= Giovanni Cesari =

Italian opera singer (1843–1904)

Giovanni Cesari (25 June 1843 – 10 March 1904) was an Italian singer with a soprano acuto, or high soprano voice.

Together with Alessandro Moreschi, Domenico Salvatori and Domenico Mustafà, Cesari was a famous castrato singer of the late 19th century. Born in the town of Frosinone, he was dropped off at an orphanage in 1852 by his parents. Here he started his musical education under the direction of Gaetano Capocci, financed by the Sistine Chapel. He was then admitted, upon completing his studies, as a soprano to the Sistine Chapel Choir at the age of 17 in 1861. Cesari was overall a remarkable soprano, and although he possessed a veiled voice, he was a master of song with an optimal intonation and an exquisite trill.
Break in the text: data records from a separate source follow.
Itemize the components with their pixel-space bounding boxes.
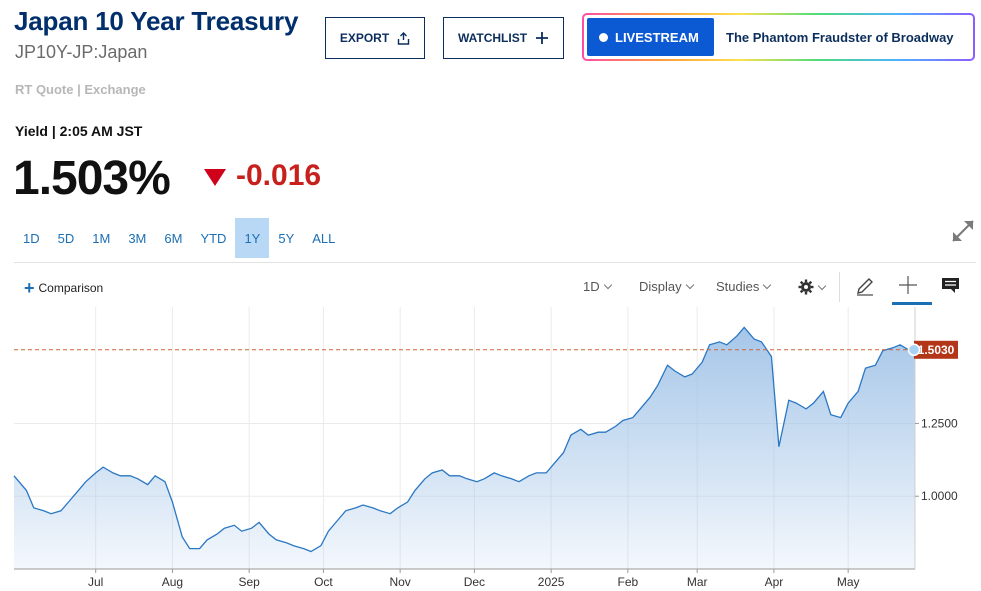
- range-5y[interactable]: 5Y: [278, 230, 295, 246]
- divider: [14, 262, 976, 263]
- range-1m[interactable]: 1M: [92, 230, 111, 246]
- range-5d[interactable]: 5D: [57, 230, 75, 246]
- x-tick-label: Mar: [687, 575, 708, 589]
- series-line: [13, 326, 916, 553]
- last-value-dot: [907, 343, 921, 357]
- last-value-label: 1.5030: [918, 343, 955, 357]
- interval-label: 1D: [583, 279, 600, 294]
- chevron-down-icon: [817, 281, 827, 290]
- page-title: Japan 10 Year Treasury: [14, 6, 299, 36]
- y-tick-label: 1.2500: [921, 416, 958, 430]
- active-tool-indicator: [892, 302, 932, 305]
- export-label: EXPORT: [339, 31, 390, 45]
- ticker-symbol: JP10Y-JP:Japan: [15, 42, 148, 62]
- display-dropdown[interactable]: Display: [639, 279, 694, 294]
- x-tick-label: 2025: [538, 575, 565, 589]
- x-tick-label: Nov: [389, 575, 410, 589]
- price-chart[interactable]: Jul Aug Sep Oct Nov Dec 2025 Feb Mar Apr May 1.0000…: [0, 305, 981, 591]
- live-dot-icon: [599, 32, 608, 42]
- studies-label: Studies: [716, 279, 760, 294]
- price-change: -0.016: [236, 159, 322, 192]
- plus-icon: +: [24, 278, 35, 298]
- range-selector: 1D 5D 1M 3M 6M YTD 1Y 5Y ALL: [14, 218, 344, 258]
- last-price: 1.503%: [13, 152, 171, 205]
- series-area: [14, 327, 915, 569]
- range-3m[interactable]: 3M: [128, 230, 147, 246]
- interval-dropdown[interactable]: 1D: [583, 279, 612, 294]
- x-tick-label: Apr: [765, 575, 784, 589]
- down-arrow-icon: [204, 169, 226, 186]
- quote-source: RT Quote | Exchange: [15, 82, 146, 97]
- last-value-badge: [914, 340, 958, 359]
- chevron-down-icon: [763, 280, 772, 290]
- watchlist-button[interactable]: WATCHLIST: [443, 17, 564, 59]
- share-icon: [397, 31, 410, 45]
- chevron-down-icon: [603, 280, 612, 290]
- comparison-label: Comparison: [38, 281, 104, 295]
- x-tick-label: May: [837, 575, 860, 589]
- comment-icon[interactable]: [941, 277, 960, 294]
- chevron-down-icon: [685, 280, 694, 290]
- x-tick-label: Oct: [314, 575, 333, 589]
- yield-timestamp: Yield | 2:05 AM JST: [15, 123, 143, 139]
- export-button[interactable]: EXPORT: [325, 17, 425, 59]
- livestream-button[interactable]: LIVESTREAM: [587, 18, 714, 56]
- display-label: Display: [639, 279, 682, 294]
- x-tick-label: Feb: [618, 575, 639, 589]
- range-ytd[interactable]: YTD: [200, 230, 227, 246]
- range-all[interactable]: ALL: [312, 230, 336, 246]
- pencil-icon[interactable]: [855, 276, 875, 296]
- crosshair-icon[interactable]: [898, 275, 918, 295]
- range-1d[interactable]: 1D: [23, 230, 40, 246]
- expand-icon[interactable]: [950, 218, 976, 244]
- range-6m[interactable]: 6M: [164, 230, 183, 246]
- gear-icon: [798, 279, 814, 295]
- livestream-label: LIVESTREAM: [615, 29, 699, 45]
- x-tick-label: Jul: [88, 575, 103, 589]
- range-1y[interactable]: 1Y: [235, 218, 270, 258]
- x-tick-label: Sep: [238, 575, 260, 589]
- settings-dropdown[interactable]: [798, 279, 827, 295]
- y-tick-label: 1.0000: [921, 489, 958, 503]
- x-tick-label: Dec: [464, 575, 485, 589]
- plus-icon: [536, 32, 549, 44]
- comparison-button[interactable]: + Comparison: [24, 278, 104, 298]
- livestream-banner[interactable]: LIVESTREAM The Phantom Fraudster of Broa…: [582, 13, 975, 61]
- toolbar-divider: [839, 272, 840, 302]
- studies-dropdown[interactable]: Studies: [716, 279, 772, 294]
- watchlist-label: WATCHLIST: [457, 31, 528, 45]
- livestream-title[interactable]: The Phantom Fraudster of Broadway: [726, 29, 954, 45]
- x-tick-label: Aug: [162, 575, 183, 589]
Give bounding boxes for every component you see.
In addition to being a soprano at the Sistine Chapel Choir, he was also director of sacred music at several churches of Rome (Santa Lucia al Gonfalone, Santo Spirito in Sassia, etc.), and he used to arrange concerts in Rome. In 1896 he was promoted to vice-director of the Cappella, sometimes substituting for the older maestro Domenico Mustafà. He died prematurely in Rome in 1904.

His voice can be heard, rather faintly, together with those of the other choristers on the Sistine Chapel recordings made by Fred Gaisberg in 1902.